I am on page 13 or 14 of my Barth research paper that is due on Thursday. I have never been this ahead of schedule in my entire life. I have a detailed outline for the next 5 pages, but need to do some more work on the last part of my paper and a small portion in the beginning. I think with every research paper, in the back of your mind, you are panicking. The same questions roll through your mind over and over again - "Does this make even remote sense?", "Is this complete nonsense, even for my own comprehension?", "Do I really believe this?", "Am I interpreting this correctly?", "Am I even making an argument?", "Do I remember my thesis statement ... wait, did I abandon it at page 7?" Thankfully, I should have ample time to edit this paper with precision.

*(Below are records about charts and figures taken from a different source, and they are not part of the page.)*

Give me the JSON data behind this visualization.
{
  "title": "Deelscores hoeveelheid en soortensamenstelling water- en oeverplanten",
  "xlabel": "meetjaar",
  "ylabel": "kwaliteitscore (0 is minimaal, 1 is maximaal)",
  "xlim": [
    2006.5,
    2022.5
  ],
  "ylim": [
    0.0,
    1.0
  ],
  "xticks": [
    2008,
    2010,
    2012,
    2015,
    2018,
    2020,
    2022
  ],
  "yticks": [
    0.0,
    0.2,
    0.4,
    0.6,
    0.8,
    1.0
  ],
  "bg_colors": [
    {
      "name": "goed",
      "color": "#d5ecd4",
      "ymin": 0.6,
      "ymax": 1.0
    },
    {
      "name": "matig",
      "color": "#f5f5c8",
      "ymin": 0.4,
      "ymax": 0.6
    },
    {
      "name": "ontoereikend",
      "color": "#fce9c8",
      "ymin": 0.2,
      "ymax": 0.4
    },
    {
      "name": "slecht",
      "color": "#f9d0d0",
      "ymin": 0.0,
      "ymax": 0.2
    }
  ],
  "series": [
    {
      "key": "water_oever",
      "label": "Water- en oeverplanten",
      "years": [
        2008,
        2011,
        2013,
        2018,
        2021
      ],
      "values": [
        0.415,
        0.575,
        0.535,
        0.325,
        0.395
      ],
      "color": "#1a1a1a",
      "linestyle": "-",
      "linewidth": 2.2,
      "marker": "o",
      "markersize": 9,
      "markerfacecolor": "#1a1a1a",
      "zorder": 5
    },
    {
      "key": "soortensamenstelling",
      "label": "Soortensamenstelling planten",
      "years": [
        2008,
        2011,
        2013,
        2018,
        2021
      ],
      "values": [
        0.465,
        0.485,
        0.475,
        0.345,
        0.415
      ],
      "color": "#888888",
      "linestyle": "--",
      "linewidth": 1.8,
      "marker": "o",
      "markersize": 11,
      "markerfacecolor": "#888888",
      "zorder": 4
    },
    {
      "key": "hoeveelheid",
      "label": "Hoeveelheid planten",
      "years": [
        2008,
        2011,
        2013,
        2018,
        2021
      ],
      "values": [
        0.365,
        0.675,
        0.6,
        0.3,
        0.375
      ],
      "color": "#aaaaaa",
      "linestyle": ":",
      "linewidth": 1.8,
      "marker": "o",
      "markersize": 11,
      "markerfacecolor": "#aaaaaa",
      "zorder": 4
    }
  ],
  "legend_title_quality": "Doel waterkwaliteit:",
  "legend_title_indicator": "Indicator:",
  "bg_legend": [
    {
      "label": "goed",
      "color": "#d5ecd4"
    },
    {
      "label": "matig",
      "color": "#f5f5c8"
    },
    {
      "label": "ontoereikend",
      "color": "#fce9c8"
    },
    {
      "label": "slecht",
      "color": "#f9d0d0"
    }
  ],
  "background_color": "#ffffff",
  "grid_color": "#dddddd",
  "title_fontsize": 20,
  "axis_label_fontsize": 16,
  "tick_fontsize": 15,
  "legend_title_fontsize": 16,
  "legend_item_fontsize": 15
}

This experience has really taught me a great deal about research and writing. I never thought I'd say this, but I feel most comfortable when I'm exegeting Barth's work instead of secondary sources. The moments that fear and insecurity hit are usually when I am caught up in secondary sources. There are many differing opinions among scholars, especially when it comes to Barth. But at this point, I just want to understand him more deeply. I can't, at the end of the day, stand in the shadow of another scholar. If I get Barth wrong, it must be because I interpreted and understood him incorrectly. This isn't to say that I am not incredibly and humbly indebted to many scholars for my understanding of Barth. But mostly, my understanding for this paper, especially in terms of the section on election comes from my own time alone with KB himself.
Well, thanks for reading. It was helpful to express all of that. Back to work!